Originally Posted by
jcdenton1995
This actually works! it was the '$' that I was missing. I thought that wrapping a string in quotes was sufficient to protect the meta-characters in it from being expanded by the shell? why is the '$' necessary? (or does the '$' ensure that '\n' is expanded by the shell??)
Perhaps I missed it, but this is a bash-specific thing. Other shells would do it different. Bash expansion (regex/globbing) is mostly intuitive, until it isn't.

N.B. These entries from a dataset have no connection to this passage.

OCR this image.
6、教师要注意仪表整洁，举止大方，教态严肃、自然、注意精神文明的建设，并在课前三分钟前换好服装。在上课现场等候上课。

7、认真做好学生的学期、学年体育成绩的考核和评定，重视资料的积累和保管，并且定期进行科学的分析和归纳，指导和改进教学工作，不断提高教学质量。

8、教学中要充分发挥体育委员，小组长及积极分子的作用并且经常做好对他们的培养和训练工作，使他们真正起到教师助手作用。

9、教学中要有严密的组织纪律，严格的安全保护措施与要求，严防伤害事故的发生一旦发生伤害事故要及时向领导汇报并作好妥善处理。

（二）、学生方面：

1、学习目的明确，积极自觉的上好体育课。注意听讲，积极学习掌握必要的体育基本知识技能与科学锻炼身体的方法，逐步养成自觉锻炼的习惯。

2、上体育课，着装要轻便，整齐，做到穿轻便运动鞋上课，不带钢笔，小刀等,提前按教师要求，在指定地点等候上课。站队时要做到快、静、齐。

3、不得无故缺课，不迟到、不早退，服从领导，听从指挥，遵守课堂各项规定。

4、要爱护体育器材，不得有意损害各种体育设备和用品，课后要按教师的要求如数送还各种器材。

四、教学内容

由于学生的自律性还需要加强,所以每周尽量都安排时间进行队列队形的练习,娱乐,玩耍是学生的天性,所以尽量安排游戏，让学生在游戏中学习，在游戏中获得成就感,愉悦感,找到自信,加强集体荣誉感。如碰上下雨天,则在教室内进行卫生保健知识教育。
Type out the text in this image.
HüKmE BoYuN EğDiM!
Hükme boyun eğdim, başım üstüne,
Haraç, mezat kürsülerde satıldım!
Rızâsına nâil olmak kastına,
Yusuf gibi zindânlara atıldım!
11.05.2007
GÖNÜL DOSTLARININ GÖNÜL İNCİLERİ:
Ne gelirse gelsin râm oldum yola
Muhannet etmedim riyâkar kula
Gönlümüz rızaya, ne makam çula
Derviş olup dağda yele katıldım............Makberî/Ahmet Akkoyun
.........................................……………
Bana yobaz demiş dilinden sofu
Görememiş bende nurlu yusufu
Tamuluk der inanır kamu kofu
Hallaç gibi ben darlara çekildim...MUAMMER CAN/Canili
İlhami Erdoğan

If it were me, I'd use egrep (the same as grep -E) which is for 'enhanced regex grep'. 2 fewer characters to type, 'eg{tab}' does the command completion fast.
Code:
-E, --extended-regexp
Interpret PATTERNS as extended regular expressions (EREs, see
below).
-P, --perl-regexp
Interpret PATTERNS as Perl-compatible regular expressions
(PCREs). This option is experimental when combined with the -z
(--null-data) option, and grep -P may warn of unimplemented
features.
This basically results in nearly python/perl regex handling, so there are fewer surprises. I know perl, so those regex are sometime needed, -P option, but that is seldom, since whenever a bash script gets over 1 page in length, I switch to perl for all the added capabilities like multi-line regex codes with comments. Perl hasn't been write-only in a very long time.
If multiple regex are needed, consider using multiple -e options, one for each.